What is Stemming?
Stemming trims words to a root form using heuristic rules (e.g., Porter stemmer). Unlike lemmatization (which uses vocabulary/grammar to find the dictionary lemma), stemming is faster but rougher.
How It Works (quick)
- Tokenize → stem: Apply language-specific suffix rules (e.g., “shoes” → “shoe”, “running” → “run”).
- Index & query: Stem at both index and query time to align forms.
- Field strategy: Apply stemming on long text fields; keep exact fields (brand/SKU) unstemmed.
Why It Matters in E-commerce
- Recall: Matches morphological variants (“jacket” ↔ “jackets”).
- Localization: Helps across plural/case systems (EN, DE, ES), if tuned per locale.
Best Practices
- Mix with lemmatization: Prefer lemma where available; fall back to stem for speed.
- Per-locale analyzers: Use the right stemmer (or none) per language.
- Protect precision: Never stem SKU/MPN/brand exact fields; be cautious in titles.
- Phrase integrity: Combine with phrase/proximity so stems don’t break units.

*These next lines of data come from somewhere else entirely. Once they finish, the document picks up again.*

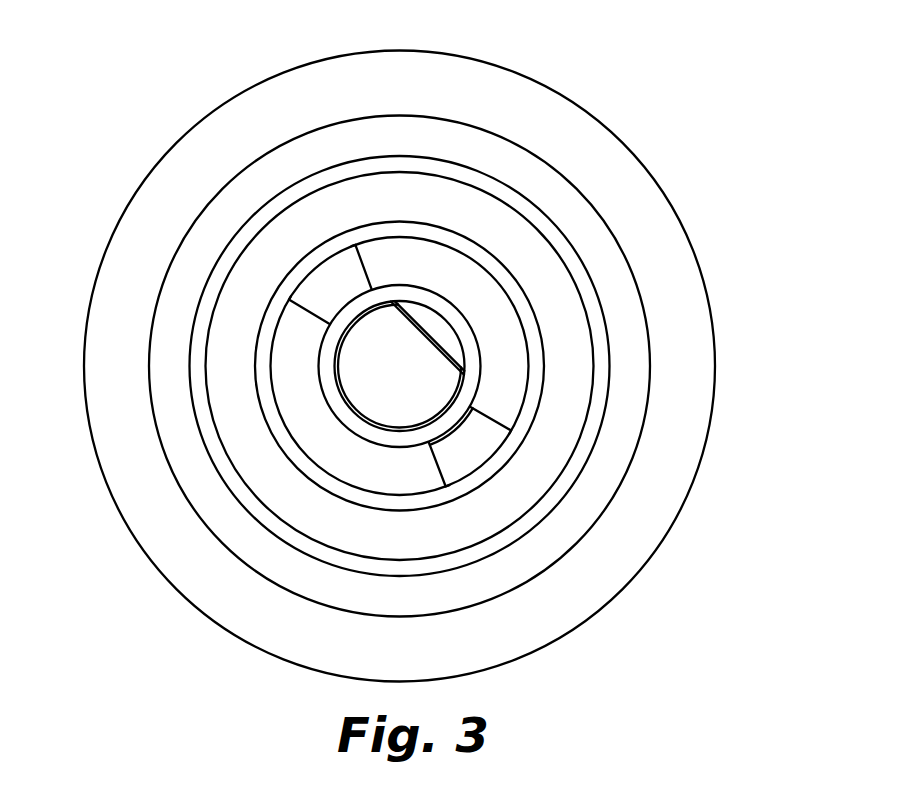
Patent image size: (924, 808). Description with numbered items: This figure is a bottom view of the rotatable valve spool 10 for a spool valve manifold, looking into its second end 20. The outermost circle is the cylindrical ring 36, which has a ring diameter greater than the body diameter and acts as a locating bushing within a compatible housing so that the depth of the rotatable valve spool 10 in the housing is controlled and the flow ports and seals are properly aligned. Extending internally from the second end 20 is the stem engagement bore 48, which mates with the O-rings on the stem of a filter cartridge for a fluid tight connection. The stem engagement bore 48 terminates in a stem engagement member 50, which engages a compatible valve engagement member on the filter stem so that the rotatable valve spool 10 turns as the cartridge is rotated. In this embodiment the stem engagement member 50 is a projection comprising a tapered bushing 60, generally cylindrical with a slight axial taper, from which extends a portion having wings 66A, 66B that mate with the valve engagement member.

The rotatable valve spool 10 is at (675, 95).
The second end 20 is at (543, 648).
The cylindrical ring 36 is at (682, 470).
The stem engagement bore 48 is at (613, 362).
The stem engagement member 50 is at (368, 427).
The tapered bushing 60 is at (300, 410).
The wing 66A is at (330, 287).
The wing 66B is at (465, 450).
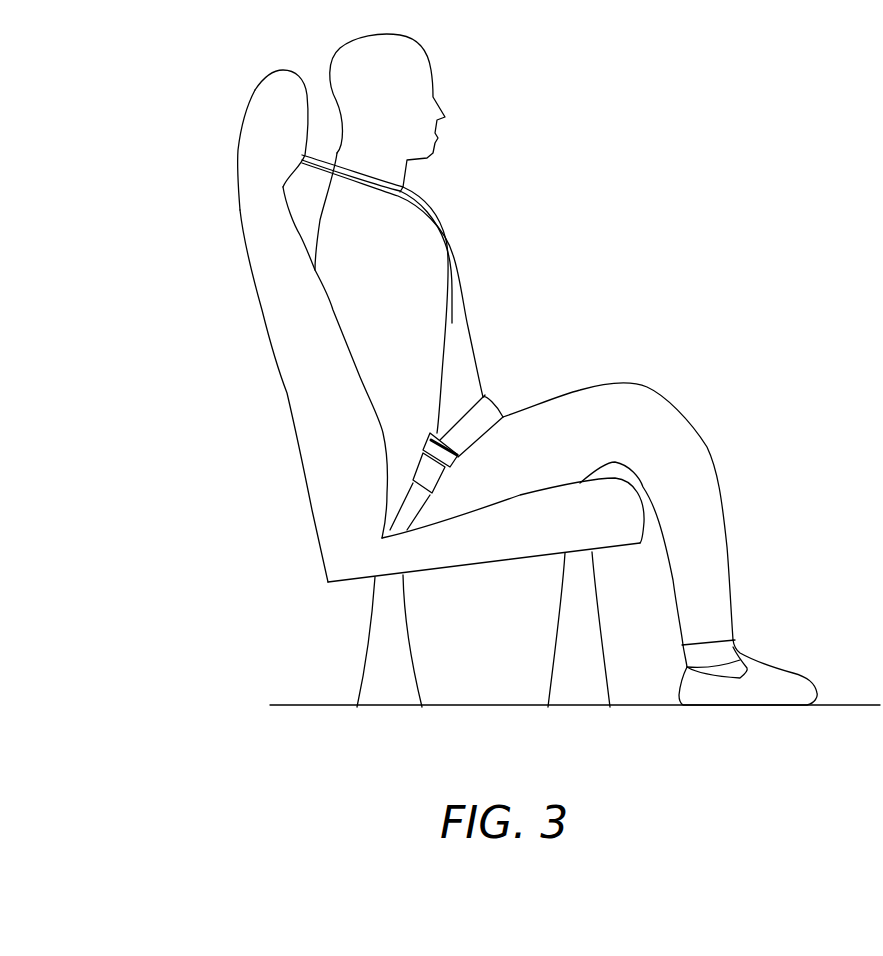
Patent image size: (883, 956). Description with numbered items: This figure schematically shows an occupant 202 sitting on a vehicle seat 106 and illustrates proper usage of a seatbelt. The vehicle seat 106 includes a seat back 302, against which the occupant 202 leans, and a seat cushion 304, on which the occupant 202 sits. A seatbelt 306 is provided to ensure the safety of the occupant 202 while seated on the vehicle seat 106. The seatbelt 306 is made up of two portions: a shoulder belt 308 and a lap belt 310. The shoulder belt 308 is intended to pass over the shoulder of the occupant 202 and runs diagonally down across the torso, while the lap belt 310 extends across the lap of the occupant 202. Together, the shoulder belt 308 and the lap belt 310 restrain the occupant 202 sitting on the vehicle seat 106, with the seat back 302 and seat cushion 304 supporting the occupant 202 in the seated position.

The vehicle seat 106 is at (250, 92).
The seat back 302 is at (277, 309).
The seat cushion 304 is at (483, 552).
The occupant 202 is at (660, 400).
The seatbelt 306 is at (468, 263).
The shoulder belt 308 is at (457, 322).
The lap belt 310 is at (487, 410).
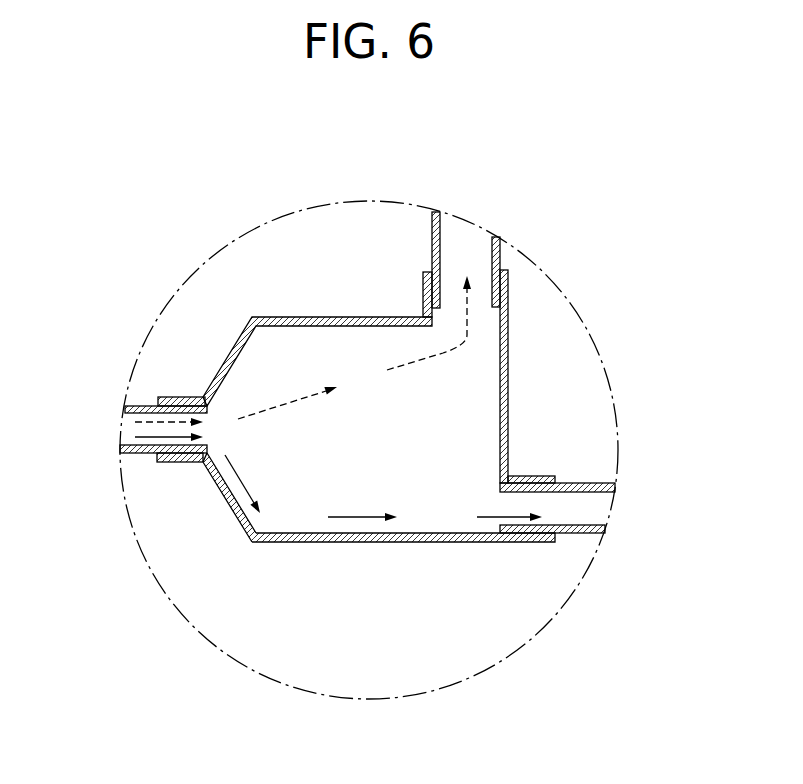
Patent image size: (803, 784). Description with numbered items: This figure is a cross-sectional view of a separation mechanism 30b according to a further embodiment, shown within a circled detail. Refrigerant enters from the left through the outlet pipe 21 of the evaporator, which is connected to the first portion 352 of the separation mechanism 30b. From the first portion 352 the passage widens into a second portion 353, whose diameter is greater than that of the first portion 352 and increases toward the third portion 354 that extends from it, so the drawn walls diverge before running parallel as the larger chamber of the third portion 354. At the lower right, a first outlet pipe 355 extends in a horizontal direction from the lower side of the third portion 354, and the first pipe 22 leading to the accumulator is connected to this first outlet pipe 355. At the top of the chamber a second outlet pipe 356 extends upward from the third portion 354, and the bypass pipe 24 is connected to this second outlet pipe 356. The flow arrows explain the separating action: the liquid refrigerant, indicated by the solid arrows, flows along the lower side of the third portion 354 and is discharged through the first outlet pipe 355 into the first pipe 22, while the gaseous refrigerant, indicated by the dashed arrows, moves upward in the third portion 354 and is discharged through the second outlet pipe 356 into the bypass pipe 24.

The separation mechanism 30b is at (330, 168).
The outlet pipe 21 is at (133, 453).
The first pipe 22 is at (582, 533).
The bypass pipe 24 is at (498, 250).
The first portion 352 is at (177, 462).
The second portion 353 is at (235, 508).
The third portion 354 is at (375, 542).
The first outlet pipe 355 is at (543, 478).
The second outlet pipe 356 is at (425, 283).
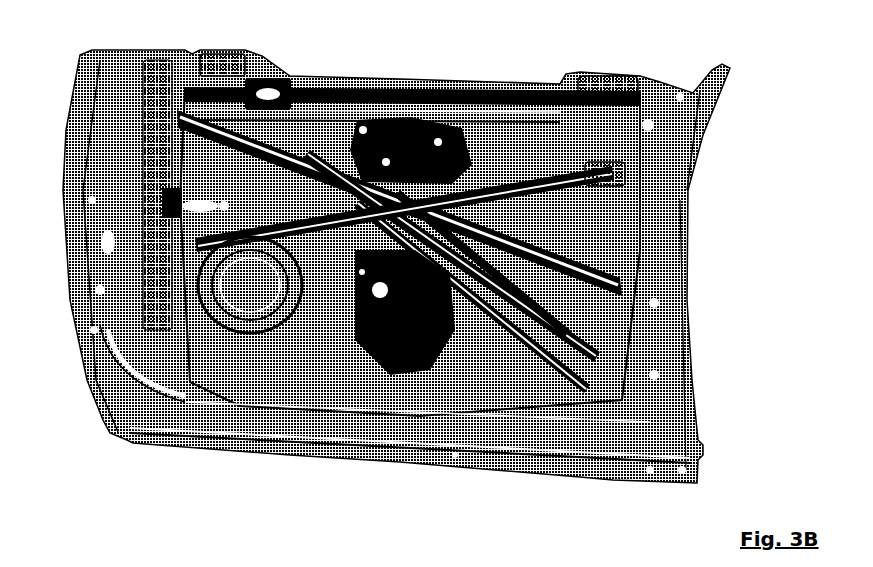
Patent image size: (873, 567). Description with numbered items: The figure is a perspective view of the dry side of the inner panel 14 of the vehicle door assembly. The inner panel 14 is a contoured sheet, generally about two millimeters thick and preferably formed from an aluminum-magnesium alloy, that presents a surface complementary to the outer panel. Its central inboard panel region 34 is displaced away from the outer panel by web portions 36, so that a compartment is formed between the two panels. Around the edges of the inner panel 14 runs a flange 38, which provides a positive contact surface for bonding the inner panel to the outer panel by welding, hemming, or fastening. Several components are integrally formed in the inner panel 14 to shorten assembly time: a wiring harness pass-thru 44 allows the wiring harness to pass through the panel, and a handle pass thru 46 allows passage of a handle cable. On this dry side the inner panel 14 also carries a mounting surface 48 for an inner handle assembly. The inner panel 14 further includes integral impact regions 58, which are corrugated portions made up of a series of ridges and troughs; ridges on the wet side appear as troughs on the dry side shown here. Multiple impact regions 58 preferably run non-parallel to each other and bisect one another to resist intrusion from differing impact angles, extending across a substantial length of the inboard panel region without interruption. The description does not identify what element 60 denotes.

The inner panel 14 is at (72, 436).
The inboard panel region 34 is at (486, 162).
The web portions 36 is at (164, 196).
The flange 38 is at (392, 456).
The wiring harness pass-thru 44 is at (66, 160).
The handle pass thru 46 is at (266, 94).
The mounting surface 48 is at (398, 98).
The integral impact region 58 is at (533, 188).
The upper reinforcement beam 60 is at (356, 88).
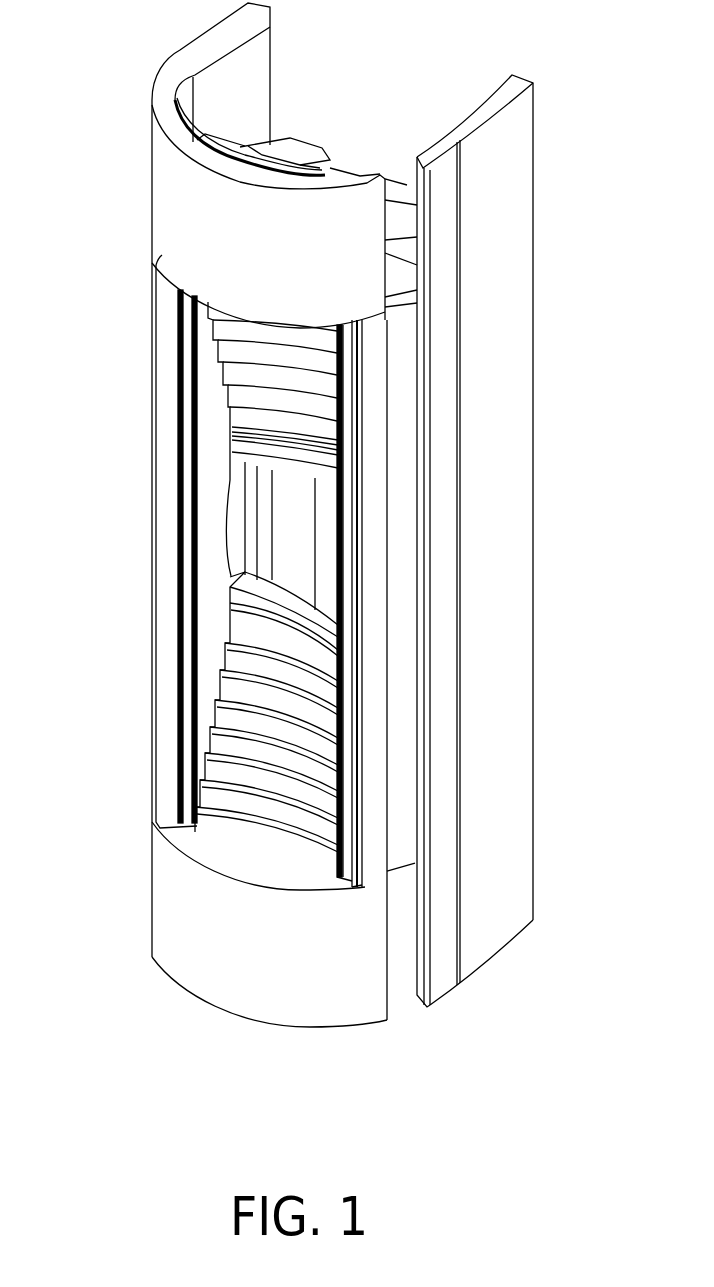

- Evaluate: Track Precision/Recall trade-offs and zero-result changes.
Challenges
- Over-stemming (“organization” → “organ”), under-stemming, compounds (e.g., German), and brand collisions.
Examples
- Query “jackets” finds items titled “jacket.”
- Stem in descriptions, but keep exact brand unstemmed to avoid drift.
Summary
Use stemming to lift recall on general text, but protect exact fields and high-precision phrases. Favor lemmatization where quality matters, and measure the impact.